Probability of Two Events
Probability measures the likelihood that an event occurs and is expressed between 0 (impossible) and 1 (certain). The calculator reproduces the calculator.net workflow by letting you evaluate complements, intersections, unions, and XOR results for two independent events.
In the most general case probability equals the number of desired outcomes divided by total outcomes and is affected by whether events are independent, mutually exclusive, or conditional.
Complement of A and B
Given a probability P(A), the complement P(A') describes the chance that A does not occur and equals 1 - P(A). Example: if Bob fails to do homework with P(A) = 0.65, then P(A') = 1 - 0.65 = 0.35, so there is a 35% chance he completes it.
Each event keeps its own complement: P(B) can take any value independent from P(A), and P(B') is computed the same way.
Intersection of A and B
The intersection P(A ∩ B) (also written P(A AND B)) is the joint probability that both events occur. If events are mutually exclusive, the intersection equals zero (rolling a 4 and 6 on the same die roll is impossible).
For independent events, multiply the probabilities: P(A ∩ B) = P(A) × P(B). The bag-of-marbles example from calculator.net shows drawing a blue marble (3/10) then a black marble without replacement, leading to P(A ∩ B) = (3/10) × (7/9) = 0.2333 once conditional probability is considered.
Union of A and B
The union P(A ∪ B) (or P(A OR B)) covers outcomes where either or both events occur. For mutually exclusive events the union is simply the sum of probabilities.

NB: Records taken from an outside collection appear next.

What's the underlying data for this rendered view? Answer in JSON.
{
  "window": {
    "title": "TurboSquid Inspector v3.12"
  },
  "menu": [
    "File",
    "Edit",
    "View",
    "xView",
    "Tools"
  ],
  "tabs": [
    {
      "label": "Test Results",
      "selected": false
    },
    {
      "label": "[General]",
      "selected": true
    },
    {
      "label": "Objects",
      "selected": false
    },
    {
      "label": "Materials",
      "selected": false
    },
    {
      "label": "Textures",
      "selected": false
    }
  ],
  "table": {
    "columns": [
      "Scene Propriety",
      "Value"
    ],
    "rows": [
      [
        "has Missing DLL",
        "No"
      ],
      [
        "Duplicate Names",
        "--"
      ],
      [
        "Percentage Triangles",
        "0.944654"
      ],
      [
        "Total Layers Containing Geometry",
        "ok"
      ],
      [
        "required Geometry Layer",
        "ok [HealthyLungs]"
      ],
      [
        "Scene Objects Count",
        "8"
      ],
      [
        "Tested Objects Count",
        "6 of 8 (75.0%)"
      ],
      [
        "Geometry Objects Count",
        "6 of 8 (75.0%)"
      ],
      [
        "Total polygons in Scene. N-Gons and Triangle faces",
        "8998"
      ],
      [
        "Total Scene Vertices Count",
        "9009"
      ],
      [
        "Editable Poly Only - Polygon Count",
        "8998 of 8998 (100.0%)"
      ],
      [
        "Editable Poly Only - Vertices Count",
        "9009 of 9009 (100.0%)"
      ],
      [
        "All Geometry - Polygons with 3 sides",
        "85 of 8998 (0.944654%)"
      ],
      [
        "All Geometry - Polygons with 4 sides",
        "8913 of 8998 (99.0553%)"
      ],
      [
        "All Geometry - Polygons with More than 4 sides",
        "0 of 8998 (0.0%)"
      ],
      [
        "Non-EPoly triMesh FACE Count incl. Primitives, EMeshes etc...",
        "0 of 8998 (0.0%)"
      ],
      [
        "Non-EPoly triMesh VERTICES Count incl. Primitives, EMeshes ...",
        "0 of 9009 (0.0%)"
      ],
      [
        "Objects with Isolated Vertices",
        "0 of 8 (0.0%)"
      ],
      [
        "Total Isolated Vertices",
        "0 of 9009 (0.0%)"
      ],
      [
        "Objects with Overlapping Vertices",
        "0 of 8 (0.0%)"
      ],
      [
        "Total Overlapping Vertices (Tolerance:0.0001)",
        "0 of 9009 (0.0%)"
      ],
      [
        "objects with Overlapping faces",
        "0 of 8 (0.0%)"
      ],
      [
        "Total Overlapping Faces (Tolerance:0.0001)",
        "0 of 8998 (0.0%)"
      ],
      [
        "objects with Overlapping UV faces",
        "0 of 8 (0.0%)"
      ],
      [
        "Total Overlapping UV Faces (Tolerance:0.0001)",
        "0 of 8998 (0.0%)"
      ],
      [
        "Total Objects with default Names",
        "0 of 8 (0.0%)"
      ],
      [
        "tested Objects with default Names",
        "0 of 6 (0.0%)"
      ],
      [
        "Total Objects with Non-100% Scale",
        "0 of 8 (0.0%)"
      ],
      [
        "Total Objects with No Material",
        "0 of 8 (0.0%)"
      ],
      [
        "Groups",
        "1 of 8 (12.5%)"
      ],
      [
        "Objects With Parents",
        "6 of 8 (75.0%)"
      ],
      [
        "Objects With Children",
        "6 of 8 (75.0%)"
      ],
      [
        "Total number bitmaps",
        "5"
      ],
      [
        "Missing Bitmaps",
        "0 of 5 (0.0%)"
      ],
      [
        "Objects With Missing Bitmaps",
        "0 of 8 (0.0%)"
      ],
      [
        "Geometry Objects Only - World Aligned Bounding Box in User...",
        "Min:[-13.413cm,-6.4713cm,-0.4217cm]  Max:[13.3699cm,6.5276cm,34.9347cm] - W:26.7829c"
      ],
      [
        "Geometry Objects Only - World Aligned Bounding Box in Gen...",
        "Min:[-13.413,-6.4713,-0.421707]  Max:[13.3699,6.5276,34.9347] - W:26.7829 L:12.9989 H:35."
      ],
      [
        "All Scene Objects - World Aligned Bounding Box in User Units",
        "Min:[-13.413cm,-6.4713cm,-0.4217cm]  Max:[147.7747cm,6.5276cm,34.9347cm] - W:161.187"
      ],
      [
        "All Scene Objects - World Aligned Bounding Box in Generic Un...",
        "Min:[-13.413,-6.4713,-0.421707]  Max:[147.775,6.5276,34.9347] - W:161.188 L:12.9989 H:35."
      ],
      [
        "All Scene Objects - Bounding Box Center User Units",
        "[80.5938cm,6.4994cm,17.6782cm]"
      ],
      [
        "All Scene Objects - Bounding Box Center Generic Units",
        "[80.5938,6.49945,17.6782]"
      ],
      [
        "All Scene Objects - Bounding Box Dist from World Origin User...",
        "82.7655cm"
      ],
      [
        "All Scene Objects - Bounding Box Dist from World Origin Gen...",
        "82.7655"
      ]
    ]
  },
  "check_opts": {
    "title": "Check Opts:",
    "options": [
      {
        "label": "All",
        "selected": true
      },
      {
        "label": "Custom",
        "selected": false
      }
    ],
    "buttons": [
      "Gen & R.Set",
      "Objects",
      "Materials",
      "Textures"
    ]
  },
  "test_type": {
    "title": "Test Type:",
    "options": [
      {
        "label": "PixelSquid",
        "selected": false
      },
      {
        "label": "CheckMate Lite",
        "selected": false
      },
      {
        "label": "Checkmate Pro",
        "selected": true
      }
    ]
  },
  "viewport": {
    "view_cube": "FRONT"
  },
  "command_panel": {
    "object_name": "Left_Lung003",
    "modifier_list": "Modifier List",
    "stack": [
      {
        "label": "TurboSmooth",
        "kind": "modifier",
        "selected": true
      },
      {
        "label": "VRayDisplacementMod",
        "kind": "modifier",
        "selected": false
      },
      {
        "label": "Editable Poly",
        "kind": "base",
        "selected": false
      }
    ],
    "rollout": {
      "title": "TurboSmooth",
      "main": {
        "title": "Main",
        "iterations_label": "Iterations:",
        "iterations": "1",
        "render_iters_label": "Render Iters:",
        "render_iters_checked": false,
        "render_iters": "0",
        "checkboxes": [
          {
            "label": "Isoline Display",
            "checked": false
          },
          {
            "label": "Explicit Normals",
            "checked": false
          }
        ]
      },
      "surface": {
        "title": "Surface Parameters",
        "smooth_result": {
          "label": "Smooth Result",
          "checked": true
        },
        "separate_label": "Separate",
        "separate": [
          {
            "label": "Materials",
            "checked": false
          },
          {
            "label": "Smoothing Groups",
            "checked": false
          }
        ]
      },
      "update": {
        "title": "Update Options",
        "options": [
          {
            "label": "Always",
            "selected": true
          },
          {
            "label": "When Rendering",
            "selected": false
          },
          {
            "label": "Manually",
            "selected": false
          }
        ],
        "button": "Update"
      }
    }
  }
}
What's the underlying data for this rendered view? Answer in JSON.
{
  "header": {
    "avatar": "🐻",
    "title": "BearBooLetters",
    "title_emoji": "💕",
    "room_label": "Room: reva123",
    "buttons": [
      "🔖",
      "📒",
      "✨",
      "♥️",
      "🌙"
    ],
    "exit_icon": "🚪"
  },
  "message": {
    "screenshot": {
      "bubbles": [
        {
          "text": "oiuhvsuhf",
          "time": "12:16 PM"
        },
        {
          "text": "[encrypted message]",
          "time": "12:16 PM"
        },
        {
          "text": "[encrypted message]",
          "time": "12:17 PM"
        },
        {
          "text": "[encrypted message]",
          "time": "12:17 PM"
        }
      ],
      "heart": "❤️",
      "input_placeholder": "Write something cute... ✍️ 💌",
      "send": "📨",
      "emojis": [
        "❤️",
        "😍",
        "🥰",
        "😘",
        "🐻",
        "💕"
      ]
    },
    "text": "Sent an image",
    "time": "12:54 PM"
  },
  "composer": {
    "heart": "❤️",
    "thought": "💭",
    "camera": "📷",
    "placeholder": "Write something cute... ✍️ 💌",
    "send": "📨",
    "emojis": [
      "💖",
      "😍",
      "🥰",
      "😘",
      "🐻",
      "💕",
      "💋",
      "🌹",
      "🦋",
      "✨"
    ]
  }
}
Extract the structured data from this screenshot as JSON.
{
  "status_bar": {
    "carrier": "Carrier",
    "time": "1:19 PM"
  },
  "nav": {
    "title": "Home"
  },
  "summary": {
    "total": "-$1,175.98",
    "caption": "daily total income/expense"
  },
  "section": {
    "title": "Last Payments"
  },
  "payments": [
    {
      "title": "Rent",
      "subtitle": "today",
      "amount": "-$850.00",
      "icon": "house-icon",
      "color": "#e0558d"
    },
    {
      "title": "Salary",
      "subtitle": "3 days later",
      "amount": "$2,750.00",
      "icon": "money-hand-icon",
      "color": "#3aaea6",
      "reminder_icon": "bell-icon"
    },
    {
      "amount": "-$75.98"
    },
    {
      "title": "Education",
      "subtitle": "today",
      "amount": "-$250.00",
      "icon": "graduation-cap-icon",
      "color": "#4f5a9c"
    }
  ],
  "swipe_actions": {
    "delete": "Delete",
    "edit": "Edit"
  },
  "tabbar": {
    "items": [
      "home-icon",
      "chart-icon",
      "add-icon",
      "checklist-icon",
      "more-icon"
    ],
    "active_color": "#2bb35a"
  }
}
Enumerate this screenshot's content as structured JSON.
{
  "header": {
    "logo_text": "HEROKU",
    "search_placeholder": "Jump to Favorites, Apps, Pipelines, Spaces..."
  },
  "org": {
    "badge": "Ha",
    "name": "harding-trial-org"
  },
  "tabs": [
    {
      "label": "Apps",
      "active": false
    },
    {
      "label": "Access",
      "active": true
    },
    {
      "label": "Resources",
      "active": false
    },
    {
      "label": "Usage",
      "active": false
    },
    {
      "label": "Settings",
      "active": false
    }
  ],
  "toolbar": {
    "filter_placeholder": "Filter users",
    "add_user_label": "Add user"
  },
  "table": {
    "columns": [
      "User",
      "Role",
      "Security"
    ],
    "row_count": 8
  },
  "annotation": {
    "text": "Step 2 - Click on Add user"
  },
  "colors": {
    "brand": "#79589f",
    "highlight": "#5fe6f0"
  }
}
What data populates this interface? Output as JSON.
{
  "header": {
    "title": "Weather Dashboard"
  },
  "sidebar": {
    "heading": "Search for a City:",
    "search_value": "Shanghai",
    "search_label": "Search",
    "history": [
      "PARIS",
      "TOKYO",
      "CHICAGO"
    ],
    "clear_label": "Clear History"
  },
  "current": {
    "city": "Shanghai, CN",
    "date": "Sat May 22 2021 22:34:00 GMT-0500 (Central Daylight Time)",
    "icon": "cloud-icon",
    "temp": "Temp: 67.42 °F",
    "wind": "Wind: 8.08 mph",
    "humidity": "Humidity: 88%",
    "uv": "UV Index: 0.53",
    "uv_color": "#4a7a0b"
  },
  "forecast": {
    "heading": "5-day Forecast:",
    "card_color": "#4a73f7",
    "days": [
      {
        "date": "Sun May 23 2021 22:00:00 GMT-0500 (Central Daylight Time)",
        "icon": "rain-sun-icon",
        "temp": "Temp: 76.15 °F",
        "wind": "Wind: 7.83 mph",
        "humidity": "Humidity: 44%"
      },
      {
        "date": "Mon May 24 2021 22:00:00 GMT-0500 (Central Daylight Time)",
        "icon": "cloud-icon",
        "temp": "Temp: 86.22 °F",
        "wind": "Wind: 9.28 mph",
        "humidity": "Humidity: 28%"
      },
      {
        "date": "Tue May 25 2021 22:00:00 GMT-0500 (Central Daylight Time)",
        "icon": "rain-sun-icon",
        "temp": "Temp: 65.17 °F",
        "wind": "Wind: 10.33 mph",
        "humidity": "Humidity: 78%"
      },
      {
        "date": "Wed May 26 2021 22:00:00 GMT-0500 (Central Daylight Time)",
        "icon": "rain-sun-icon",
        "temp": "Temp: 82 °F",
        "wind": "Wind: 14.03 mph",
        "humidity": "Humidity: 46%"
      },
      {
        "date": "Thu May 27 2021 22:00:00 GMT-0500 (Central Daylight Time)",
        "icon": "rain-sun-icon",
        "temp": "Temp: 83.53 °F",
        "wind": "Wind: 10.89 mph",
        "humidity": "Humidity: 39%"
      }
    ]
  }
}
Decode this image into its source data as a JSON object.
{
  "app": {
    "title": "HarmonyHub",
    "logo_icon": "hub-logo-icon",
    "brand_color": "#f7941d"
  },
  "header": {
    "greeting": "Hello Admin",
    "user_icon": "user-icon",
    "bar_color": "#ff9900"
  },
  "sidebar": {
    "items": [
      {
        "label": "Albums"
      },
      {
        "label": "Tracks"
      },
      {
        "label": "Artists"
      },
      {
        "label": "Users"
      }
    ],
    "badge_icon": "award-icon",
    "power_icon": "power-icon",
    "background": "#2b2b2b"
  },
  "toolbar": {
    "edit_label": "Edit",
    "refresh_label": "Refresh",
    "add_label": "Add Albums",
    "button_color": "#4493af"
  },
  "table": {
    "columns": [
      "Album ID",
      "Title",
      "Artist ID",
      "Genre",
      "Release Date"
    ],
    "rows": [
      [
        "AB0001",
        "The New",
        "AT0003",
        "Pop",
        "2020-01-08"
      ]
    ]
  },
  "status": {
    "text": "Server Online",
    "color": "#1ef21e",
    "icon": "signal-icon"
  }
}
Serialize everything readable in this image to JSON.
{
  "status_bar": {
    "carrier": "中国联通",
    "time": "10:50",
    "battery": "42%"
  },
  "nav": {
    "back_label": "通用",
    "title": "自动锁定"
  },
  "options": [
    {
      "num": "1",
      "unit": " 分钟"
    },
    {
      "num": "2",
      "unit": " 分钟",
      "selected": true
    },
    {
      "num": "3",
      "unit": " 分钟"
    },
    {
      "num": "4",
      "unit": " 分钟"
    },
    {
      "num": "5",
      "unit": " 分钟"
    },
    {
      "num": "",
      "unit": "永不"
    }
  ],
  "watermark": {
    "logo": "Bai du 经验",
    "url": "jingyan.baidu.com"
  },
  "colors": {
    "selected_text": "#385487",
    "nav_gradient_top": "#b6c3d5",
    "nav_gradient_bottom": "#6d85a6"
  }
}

When events are not mutually exclusive, inclusion-exclusion applies: P(A ∪ B) = P(A) + P(B) - P(A ∩ B). Calculator.net illustrates this with a die where event A is rolling an even number and event B is rolling a multiple of three. P(A) = 3/6, P(B) = 2/6, P(A ∩ B) = 1/6, so P(A ∪ B) = 2/3.
Exclusive OR of A and B
P(A XOR B) captures the probability that exactly one event occurs (A or B but not both). The equation becomes P(A) + P(B) - 2 × P(A ∩ B).
Calculator.net's story describes Halloween candy buckets: with P(A) = 0.65 for Reese's, P(B) = 0.349 for Snickers, and a tiny overlap of 0.001, the probability that a child takes exactly one candy equals 0.65 + 0.349 - 2 × 0.65 × 0.349 = 0.5453.
Normal Distribution
The normal (Gaussian) distribution is continuous and follows f(x) = (1/(σ√(2π))) × e^{-((x - μ)^2)/(2σ^2)} where μ is the mean and σ the standard deviation. When μ = 0 and σ = 1 it becomes the standard normal distribution.
The calculator.net walkthrough computes the probability that a male student is between 60 and 72 inches tall when μ = 68 and σ = 4. Standardizing produces z-scores of -2 and 1, and consulting the Z table shows the total probability between those bounds is approximately 0.81859.
Because the normal distribution is symmetric, the area from 0 to 2 equals the area from 0 to -2, allowing the table of positive z-values (0 to Z) to answer both sides. An accompanying confidence-interval table further supports statistical analysis.